Мальчик сразу окаменел.
— У нас не зоопарк, чего вы от них хотите? По всему видно, что вам они вовсе не интересны.
— А просто поговорить с ними нельзя?
— Вот именно нельзя. Мы и приехали сюда, чтобы быть подальше от таких типов, как вы. Поэтому, сами понимаете…
— А что ты подразумеваешь под такими типами, как я?
— Ну… буржуа… Кстати, что вы здесь делаете? Чем занимаетесь? Шпионите за кем?
— Нет, я не шпион, я журналист.
— Будто журналист лучше шпиона. Хороша же ваша пресса. Только за деньги пишут… Сами понимаете, что парни, которые автостопом прибыли сюда из Берлина, Парижа, Стокгольма… а то и откуда подальше, приехали не для того, чтобы с журналистами встречаться! От журналистов мы в первую очередь и бежим. Сплошная сволочь!
Он поднялся с места.
— Но мы-то вдвоем все-таки можем поговорить…
— Нет, я приехал сюда молчать и не собираюсь нарушать молчание ради беседы с магнитофоном.
— У меня никакого магнитофона нет.
— Есть, только в голове. Впрочем, так оно и должно быть, ведь вам за это платят.
— Значит, больше не увидимся? Так?
— Ну, если встретимся, тогда, пожалуй… Ладно! Чао! И спасибо вам. С виду вы человек порядочный, но, если таким делом занимаетесь, вы, конечно, не лучше всех прочих.
Мальчик ушел, и Марк остался в одиночестве. Он кликнул бармена и потребовал счет.
Человек порядочный… Который не лучше всех прочих. Но, если вдуматься… Разумеется, если бы он мог, он выбрал бы себе иной путь. В молодости, как и все юноши, он тоже мечтал… Конечно, мечталось и о славе… но он взял и женился. Молодым. В те времена брак в буржуазных условиях требовал немедленной оседлости; пошли дети, и, значит, нужны стали деньги, потянуло на семейный уют, а там и пошло… Словом, попал в зубчатую передачу… Разве этого избежишь и как? Дельфина… вечно на нее ссылаться, вечно ею себя оправдывать. Зубчатая передача и ловушка, откуда не выберешься. Слава… Правда, оставался талант. Как журналист он бы еще мог сбежать, но как человеку это ему не подходило. Еще вчера ему мерещилась в воображении тихая домашняя заводь, новая жизнь у семейного очага, куда нет доступа посторонним. А сейчас ему хотелось иного — убежать куда глаза глядят, начать все сначала. Неужели он уступит этому бредовому порыву? Где же его правда? Как до нее докопаться? Почему он — человек взрослый — с трудом разбирается в собственных потаенных желаниях? В силу непостоянства? Он даже поморщился: до того неприятно прозвучало это слово. Однако не может же человек хотеть сегодня одного, а завтра совсем другого? Кто возьмется это утверждать?
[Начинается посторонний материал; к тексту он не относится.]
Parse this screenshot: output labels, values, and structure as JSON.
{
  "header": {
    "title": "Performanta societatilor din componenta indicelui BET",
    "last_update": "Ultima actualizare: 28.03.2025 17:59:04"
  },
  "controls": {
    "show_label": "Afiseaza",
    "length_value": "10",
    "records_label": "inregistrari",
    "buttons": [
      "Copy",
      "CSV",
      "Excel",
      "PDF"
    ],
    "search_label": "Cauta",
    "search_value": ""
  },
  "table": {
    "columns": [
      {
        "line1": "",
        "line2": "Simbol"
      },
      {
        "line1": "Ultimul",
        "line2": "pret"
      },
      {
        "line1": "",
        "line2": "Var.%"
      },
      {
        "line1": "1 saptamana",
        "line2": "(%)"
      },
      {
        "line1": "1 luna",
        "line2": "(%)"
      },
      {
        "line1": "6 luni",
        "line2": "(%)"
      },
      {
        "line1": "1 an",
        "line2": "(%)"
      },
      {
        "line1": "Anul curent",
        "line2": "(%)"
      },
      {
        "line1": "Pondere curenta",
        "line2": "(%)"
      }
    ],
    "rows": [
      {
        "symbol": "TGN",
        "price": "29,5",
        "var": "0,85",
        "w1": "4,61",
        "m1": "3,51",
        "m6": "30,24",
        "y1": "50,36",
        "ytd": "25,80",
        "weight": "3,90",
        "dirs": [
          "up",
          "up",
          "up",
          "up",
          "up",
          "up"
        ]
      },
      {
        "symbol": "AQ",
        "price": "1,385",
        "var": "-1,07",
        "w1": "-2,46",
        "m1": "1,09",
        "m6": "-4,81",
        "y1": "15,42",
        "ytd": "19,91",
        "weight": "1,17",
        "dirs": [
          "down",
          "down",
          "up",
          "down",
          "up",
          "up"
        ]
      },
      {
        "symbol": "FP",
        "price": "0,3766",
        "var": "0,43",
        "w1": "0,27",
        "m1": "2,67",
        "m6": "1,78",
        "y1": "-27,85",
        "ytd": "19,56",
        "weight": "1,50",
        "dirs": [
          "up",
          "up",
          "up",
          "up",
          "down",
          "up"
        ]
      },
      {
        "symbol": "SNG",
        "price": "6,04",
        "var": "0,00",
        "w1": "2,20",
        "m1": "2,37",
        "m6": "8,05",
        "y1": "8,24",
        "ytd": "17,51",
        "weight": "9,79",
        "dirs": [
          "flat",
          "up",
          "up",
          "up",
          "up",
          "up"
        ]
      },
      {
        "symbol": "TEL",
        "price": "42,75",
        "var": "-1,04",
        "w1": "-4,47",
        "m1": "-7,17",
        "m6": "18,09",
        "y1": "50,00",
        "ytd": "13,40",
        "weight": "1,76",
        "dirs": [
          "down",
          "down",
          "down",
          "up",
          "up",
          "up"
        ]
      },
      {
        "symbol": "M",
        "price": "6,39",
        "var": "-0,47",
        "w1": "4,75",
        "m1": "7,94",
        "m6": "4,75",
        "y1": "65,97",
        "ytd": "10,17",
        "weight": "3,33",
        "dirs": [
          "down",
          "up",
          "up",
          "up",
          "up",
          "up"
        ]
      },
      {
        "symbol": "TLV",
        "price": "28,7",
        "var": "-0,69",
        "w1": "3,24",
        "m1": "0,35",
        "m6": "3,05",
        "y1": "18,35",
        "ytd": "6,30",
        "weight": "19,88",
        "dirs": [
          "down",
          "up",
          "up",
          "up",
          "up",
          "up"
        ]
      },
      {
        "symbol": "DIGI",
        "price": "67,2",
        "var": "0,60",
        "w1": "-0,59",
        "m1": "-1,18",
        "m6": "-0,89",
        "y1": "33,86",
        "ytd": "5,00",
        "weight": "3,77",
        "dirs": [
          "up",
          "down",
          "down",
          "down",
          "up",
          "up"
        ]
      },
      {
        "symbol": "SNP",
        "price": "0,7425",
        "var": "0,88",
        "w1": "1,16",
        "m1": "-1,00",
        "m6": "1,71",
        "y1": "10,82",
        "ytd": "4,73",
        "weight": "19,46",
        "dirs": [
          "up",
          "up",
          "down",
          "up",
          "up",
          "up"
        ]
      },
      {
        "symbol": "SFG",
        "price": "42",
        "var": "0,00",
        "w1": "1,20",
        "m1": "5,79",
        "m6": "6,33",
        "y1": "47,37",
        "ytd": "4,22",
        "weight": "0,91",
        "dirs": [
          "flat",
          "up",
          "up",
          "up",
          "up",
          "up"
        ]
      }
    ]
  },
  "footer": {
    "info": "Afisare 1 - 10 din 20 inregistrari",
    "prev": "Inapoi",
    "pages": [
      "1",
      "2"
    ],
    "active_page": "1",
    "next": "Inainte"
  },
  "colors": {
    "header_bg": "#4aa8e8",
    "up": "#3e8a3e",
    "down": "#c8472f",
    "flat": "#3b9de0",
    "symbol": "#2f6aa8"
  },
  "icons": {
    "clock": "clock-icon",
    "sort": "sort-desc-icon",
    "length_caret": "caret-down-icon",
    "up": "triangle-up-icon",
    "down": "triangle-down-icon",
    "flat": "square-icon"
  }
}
Ясно, он обязан сделать выбор, упорствовать в своем выборе, но, как видно, выдержка не самая сильная его сторона.
«Неужели меня так возмутили слова этого мальчишки? Ведь должен же я был понять, что все это говорилось только ради денег. А почему, в сущности, я так вознегодовал? Впервые я настолько растерялся в присутствии щенка. И даже это мое возмущение… Разобраться в противоречиях. Выбрать. Все вообще сводится к этому.
До сих пор мальчики были для меня, так сказать, абстракцией. И вдруг в один прекрасный день тебя берет соблазн, ну не совсем соблазн, скажем мягче, ты допускаешь возможность… Наверно, на одно мгновение я понял, что такое вполне может произойти — конечно, с другими, — и не возмутился. Такой же акт, как и все прочие, ни хуже, ни лучше. Просто-напросто человеческий! Всякая любовь заслуживает уважения: тот, кто любит, — господин, а равнодушный — вассал».
На помощь ему пришли разрозненные воспоминания из классической литературы: уж на что была высока цивилизация, скажем, в древней Греции, и там чтили подобные союзы. Так почему сразу же и пугаться? Разве нуждается в оправдании любое влечение?